Imagine there’s no countries
It isn’t hard to do
Nothing to kill or die for
And no religion, too.
- John Lennon
Salvo que uno la adquiera por naturalización, la nacionalidad es un mero accidente. Nadie escoge el país donde nace. Pero, además, todo país es también un territorio accidental resultado de alteraciones geográficas ocasionados por constantes movimientos tectónicos y, por otro lado, por eventos históricos y políticos creados por humanos mediante guerras y actividades migratorias.
Las fronteras políticas se modifican con frecuencia a través del tiempo, los lenguajes evolucionan, las banderas cambian y nada dura para siempre. Los países por sí mismos son inventos humanos, tal como el lenguaje, el dinero y la religión.

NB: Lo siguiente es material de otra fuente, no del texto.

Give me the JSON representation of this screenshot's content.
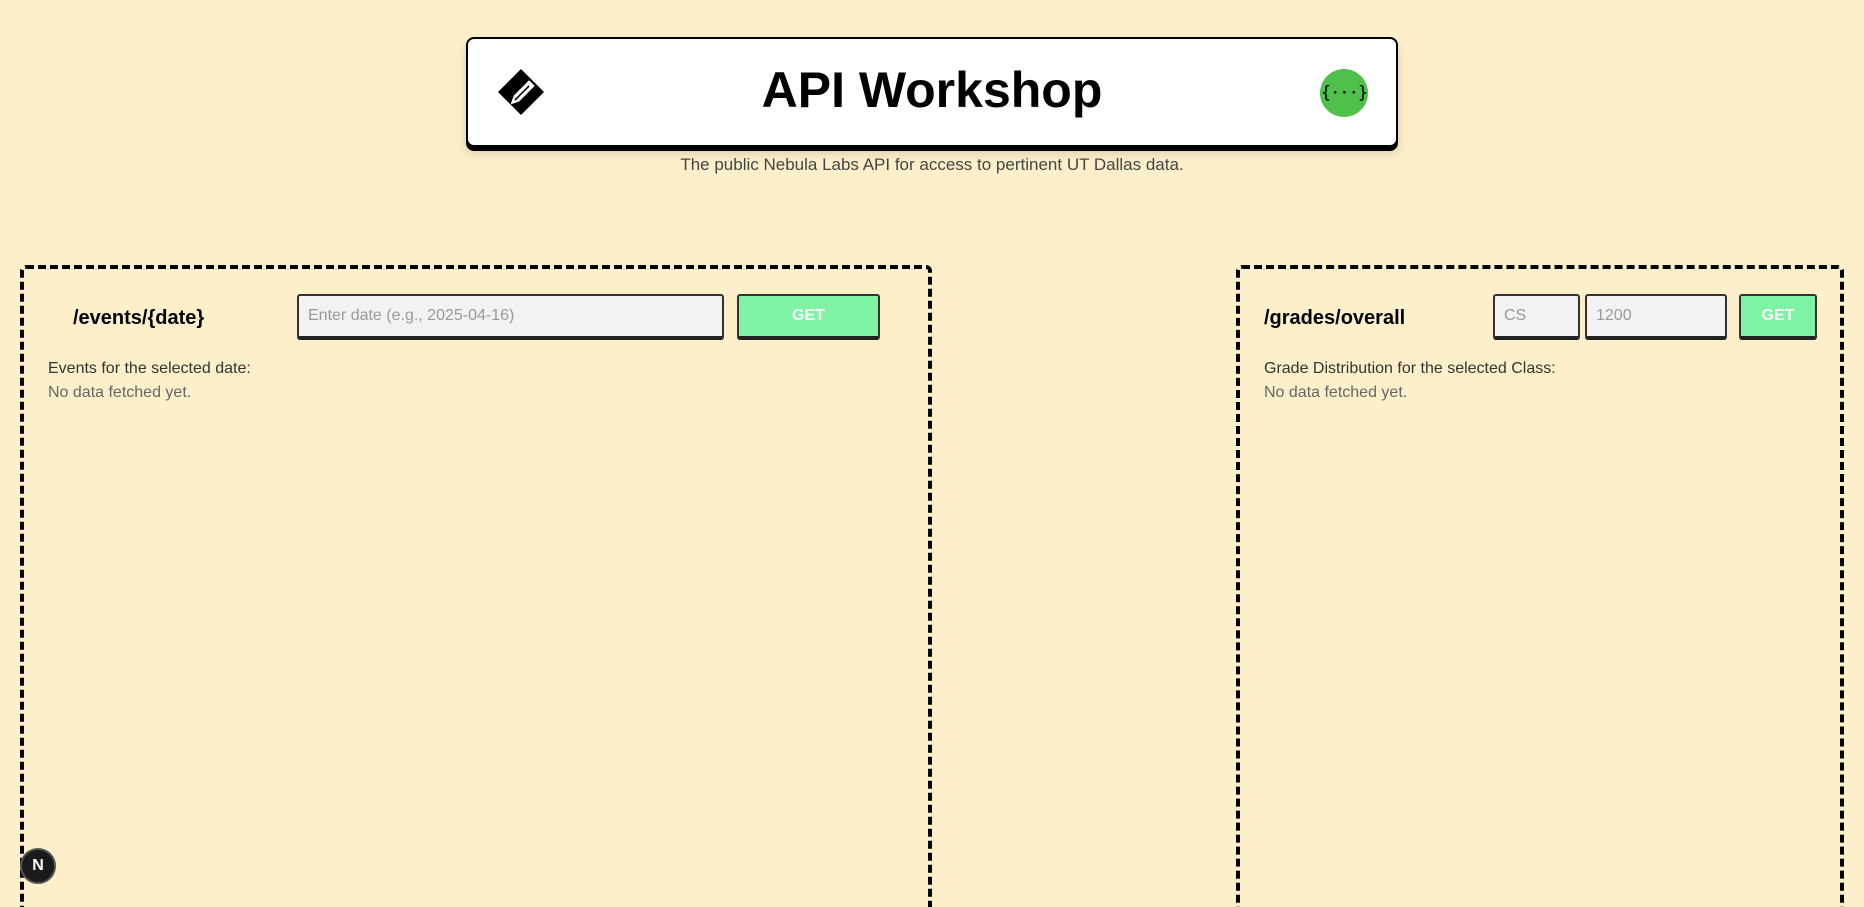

El historiador Yuval Noah Harari menciona que las naciones son realidades intersubjetivas que existen solo bajo el mutuo acuerdo de la humanidad. Así como pactamos su existencia, también determinamos su extinción. Por ejemplo, el país más grande en su tiempo, la URSS, existió desde 1922 hasta que los tres estados fundadores decidieron ponerle fin en 1991. Y así, de un plumazo, la Unión Soviética desapareció.
Pero la relación que existe entre el humano y el concepto de nación se vuelve compleja cuando la evolución afectiva que se le tiene a la patria y la influencia de los elementos nacionales van moldeando nuestra personalidad y nuestra actitud hacia los demás.
Los humanos somos seres sociales y parte de esa sociabilidad se debe a la búsqueda de un sentido de pertenencia. Establecer lazos con nuestros semejantes facilita un modo armonioso de vivir y esa relación con los demás le da sentido a nuestra existencia. Pero el problema de las afiliaciones humanas tribales está en el riesgo de caer en conductas sectarias que generan divisiones y conflictos cuando un grupo se cree superior a otro o a todos los demás. Como sucede con los nacionalismos.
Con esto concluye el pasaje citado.